Finding Subgroups of Patients Responsive to Treatment

There has been a growing interest in finding subgroups to administer an individualized treatment to a subgroup characterized by special properties in modern medicine. When it comes to the problem of finding responsive subgroups of a treatment, it involves a set of classification methods that include logistic regression, discriminate analysis, nearest neighborhood, or CART, etc. Specially, traditional methods tend to examine the treatment effect influenced by subgroups by incorporating the characteristic factor as a moderator in a multiple regression model. For example, the regression model Y= a + b*X + c*T + d*X*T + e has always been in use to examine whether the effect of a treatment (T) may have a significant change between subgroups (X).

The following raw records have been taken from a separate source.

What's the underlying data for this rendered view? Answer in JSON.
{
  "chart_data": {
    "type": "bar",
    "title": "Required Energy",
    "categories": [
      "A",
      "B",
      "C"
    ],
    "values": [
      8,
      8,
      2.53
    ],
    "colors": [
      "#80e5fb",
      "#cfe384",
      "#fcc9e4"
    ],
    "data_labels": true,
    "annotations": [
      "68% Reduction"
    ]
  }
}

If the interactive effect between X and T is significant, the treatment (T) effect may be subject to a change between different subgroups (X), and the subgroup with positive treatment effect can be identified as a responsive subgroup in terms of the treatment (T). This method seems straightforward. However, in reality, as the number of characteristic factors grows, this method may be vulnerable to high Type I error rate when examining numerous characteristic factors as moderators of the treatment effect. An application of Bonferroni adjustment can be overly conservative, and leads to no significant treatment-by-subgroup effect. In addition, the sequence of moderator-by-treatment tests may ignore examining multiple moderators meantime, so to cause difficulties in terms of interpreting the results. Thirdly, when the model needs cross-validation, due to the limited samples in both training and test datasets, there may exist large error rate (2-fold), or inconsistent moderator-by-treatment interactions across several sets of training data (n-fold). Therefore, it's very necessary to develop methodology to identify subgroups with numerous characteristics based on multivariate modeling techniques.  

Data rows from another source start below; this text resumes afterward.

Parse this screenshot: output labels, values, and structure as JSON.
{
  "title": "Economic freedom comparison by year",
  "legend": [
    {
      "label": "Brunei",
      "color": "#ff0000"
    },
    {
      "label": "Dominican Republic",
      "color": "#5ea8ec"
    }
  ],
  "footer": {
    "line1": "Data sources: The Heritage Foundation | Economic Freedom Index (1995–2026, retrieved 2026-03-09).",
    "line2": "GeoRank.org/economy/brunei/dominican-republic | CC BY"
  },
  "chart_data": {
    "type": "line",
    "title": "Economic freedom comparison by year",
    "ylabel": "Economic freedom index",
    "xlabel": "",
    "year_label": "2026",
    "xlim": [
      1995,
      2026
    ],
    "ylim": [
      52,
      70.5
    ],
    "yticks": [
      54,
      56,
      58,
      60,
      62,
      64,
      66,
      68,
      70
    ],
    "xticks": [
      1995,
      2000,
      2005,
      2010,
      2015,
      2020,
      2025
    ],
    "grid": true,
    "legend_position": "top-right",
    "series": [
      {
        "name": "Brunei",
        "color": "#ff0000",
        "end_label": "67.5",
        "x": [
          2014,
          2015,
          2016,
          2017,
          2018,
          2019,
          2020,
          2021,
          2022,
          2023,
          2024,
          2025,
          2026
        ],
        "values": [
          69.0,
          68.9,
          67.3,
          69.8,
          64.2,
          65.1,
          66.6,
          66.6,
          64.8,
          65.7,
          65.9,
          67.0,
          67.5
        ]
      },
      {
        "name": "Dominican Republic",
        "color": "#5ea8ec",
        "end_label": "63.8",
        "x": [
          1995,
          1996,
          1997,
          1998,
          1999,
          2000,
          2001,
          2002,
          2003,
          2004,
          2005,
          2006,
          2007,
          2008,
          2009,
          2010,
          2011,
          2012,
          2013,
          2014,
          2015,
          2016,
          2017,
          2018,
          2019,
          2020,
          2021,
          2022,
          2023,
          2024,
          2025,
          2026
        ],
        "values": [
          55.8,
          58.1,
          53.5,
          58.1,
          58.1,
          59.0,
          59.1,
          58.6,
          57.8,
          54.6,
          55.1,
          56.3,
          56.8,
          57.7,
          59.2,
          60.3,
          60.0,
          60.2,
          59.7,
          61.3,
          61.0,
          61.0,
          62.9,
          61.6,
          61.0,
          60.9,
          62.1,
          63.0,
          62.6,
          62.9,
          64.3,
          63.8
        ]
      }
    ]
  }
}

The method used here is derived from principal component and Bayesian statistics, which allows to pull in multiple characteristic factors simultaneously in a single principal component, and the goal is to maximize the posterior probabilities of a characteristic factor given a certain group membership. The number of subgroups can be determined by model comparisons on criteria, such as AIC, BIC, aBIC, etc. More technique details can be found at http://methodology.psu.edu/ra/lca. The method has also been applied to another study in diagnostic testing, Concordance between Gambling Disorder Diagnoses in the DSM-IV and DSM-5, which provides with nicely interpretable results. The difference here is that this type of work is adding a distal outcome (responsive/non-responsive to treatment) which is associated with group memberships. 

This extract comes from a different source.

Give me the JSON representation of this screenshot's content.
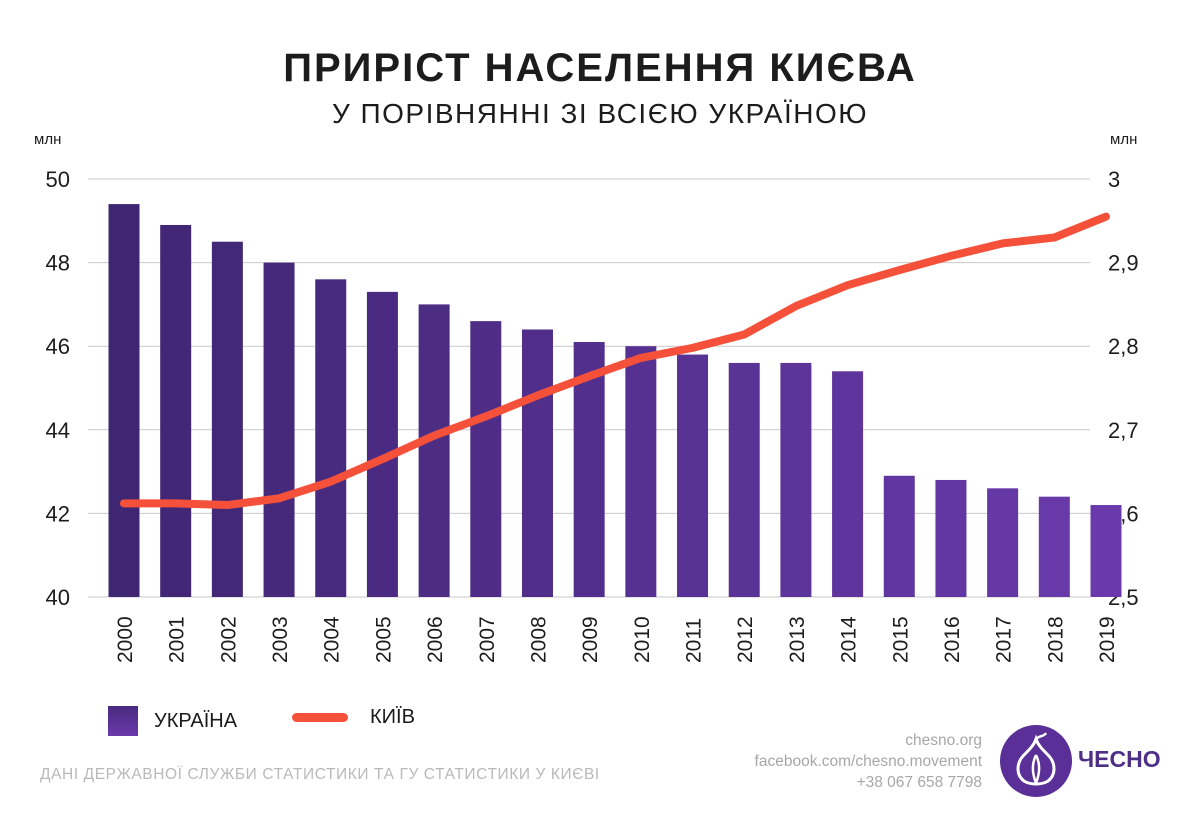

The outcome of the study was positive/non-positive changes in patients' lipid profile affected by pharmaceutical drugs. As seen from the plot above, the entire patient population was classified to 2 subgroups - one was responsive group, and the other was non-responsive group. In patients who were responders, they are more likely to be males, and have high levels of cholesterol and LDL in pre-treatment conditions, and less likely to have high systolic blood pressures and low levels of HDL prior to the treatment. The finding about male responders was consistent with another study which applied traditional regression method to the same dataset. The patients' characteristics about levels of cholesterol, LDL, HDL, and blood pressure seem to be associated with the distal outcome, the lipid profile change. Although further interpretations related to functional mechanisms of the pharmaceutical drugs are needed, such a classification method depicts an entire profile of patients who are responsive differently to a certain type of treatment with the likelihood of each individual characteristic factor, which may serve as a Bayesian based multivariate machine learning method to be applied elsewhere.